A report in the UK’s Daily Mail claims that one reason for the float could be a £40m payment Aston Martin must make to former owner Ford in the next four years. Richards explained to the newspaper that “'it would be for the next level of investment to finance the next models and fund engine development work where clearly there'll be a requirement for further investment.
“It would be a very interesting challenge for me and I can see that as the next step in my horizons. But an appropriate time would be three to five years from now.”
Though he didn’t confirm Aston Martin would conduct its partial initial public offering (IPO) on the London Stock Exchange, he did say that British companies usually floated in the local market.

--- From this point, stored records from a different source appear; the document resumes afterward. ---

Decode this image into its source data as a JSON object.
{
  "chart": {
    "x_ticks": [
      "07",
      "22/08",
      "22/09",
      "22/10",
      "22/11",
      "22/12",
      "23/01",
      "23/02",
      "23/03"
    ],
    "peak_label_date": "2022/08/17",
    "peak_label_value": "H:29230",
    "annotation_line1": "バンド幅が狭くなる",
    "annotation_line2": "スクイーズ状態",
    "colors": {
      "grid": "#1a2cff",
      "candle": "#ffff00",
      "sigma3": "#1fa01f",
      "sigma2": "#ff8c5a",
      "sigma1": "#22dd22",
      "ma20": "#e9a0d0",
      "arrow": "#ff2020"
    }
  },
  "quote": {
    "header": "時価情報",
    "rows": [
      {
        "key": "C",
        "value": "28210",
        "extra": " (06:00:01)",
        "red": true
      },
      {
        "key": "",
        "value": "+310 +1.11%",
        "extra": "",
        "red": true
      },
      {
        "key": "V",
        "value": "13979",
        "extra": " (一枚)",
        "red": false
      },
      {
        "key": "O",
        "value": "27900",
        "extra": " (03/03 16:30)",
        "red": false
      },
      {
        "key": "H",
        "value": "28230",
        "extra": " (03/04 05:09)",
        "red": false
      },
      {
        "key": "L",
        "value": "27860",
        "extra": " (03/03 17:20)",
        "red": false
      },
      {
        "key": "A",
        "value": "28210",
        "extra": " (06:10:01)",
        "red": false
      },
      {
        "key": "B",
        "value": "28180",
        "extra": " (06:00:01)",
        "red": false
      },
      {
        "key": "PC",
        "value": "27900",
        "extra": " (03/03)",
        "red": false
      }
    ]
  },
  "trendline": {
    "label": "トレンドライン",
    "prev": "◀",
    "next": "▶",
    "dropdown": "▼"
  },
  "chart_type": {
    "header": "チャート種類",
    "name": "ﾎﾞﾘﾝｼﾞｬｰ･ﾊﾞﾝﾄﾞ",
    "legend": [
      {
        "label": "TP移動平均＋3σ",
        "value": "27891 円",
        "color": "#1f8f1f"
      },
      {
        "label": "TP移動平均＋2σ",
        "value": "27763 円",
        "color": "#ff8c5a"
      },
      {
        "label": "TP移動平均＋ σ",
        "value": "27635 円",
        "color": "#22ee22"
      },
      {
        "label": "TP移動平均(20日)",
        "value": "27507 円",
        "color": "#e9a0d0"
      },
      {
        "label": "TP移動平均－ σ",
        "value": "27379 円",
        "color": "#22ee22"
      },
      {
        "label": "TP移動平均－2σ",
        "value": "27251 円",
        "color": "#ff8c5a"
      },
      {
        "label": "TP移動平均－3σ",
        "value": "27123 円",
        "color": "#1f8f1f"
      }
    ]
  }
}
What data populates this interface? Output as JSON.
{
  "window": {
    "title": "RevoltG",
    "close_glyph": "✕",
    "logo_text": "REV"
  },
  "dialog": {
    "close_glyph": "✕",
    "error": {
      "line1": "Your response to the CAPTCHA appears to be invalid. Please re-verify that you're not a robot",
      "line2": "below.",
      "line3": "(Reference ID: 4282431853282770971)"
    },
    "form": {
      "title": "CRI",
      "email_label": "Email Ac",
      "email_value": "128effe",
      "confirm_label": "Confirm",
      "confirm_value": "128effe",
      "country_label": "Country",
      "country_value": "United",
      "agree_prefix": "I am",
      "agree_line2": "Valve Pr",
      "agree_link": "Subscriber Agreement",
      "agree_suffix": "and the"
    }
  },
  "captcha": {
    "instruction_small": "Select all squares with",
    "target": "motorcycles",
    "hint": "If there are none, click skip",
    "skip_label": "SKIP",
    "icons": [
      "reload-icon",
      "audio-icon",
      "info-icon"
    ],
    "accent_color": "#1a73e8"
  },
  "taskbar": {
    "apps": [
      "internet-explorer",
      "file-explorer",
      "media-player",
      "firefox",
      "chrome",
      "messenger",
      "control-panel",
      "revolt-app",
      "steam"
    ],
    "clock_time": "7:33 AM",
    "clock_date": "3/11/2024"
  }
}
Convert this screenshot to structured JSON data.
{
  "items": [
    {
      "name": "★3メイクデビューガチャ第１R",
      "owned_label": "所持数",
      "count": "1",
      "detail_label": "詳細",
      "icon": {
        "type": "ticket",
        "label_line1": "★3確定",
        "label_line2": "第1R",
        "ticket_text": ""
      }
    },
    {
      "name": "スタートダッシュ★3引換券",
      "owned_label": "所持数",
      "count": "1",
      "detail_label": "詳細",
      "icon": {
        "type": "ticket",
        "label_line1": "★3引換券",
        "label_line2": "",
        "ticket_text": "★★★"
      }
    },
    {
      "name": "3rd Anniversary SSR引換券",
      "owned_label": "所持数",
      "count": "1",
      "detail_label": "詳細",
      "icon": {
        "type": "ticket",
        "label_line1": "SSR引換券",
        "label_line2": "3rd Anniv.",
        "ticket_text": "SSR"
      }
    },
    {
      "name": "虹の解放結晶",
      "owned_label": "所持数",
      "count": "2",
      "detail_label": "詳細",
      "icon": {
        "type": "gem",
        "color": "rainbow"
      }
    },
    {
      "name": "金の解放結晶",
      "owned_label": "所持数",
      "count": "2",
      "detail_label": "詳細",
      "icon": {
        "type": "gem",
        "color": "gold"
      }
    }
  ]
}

In the last few months reports have also emerged that Aston Martin will be working with other engine and powertrain suppliers including Mercedes Benz, who Richards confirmed talks were in progress with. Aston Martin currently sources its engines from within Ford’s Cologne production facility and is guaranteed supply until 2012 as part of the sale agreement with its previous owner.
Finally, the company plans to extend the brand beyond the automotive world and produce other Aston Martin branded products, possibly similar to Ferrari and Lamborghini’s marketing when it comes to computer notebooks, clothing, mobile phones, and the like.
Aston Martin has gone from selling less than 1,000 cars per year in the mid-1990’s to over 7000 in 2006. It's expect to sell in excess of 10,000 in 2010.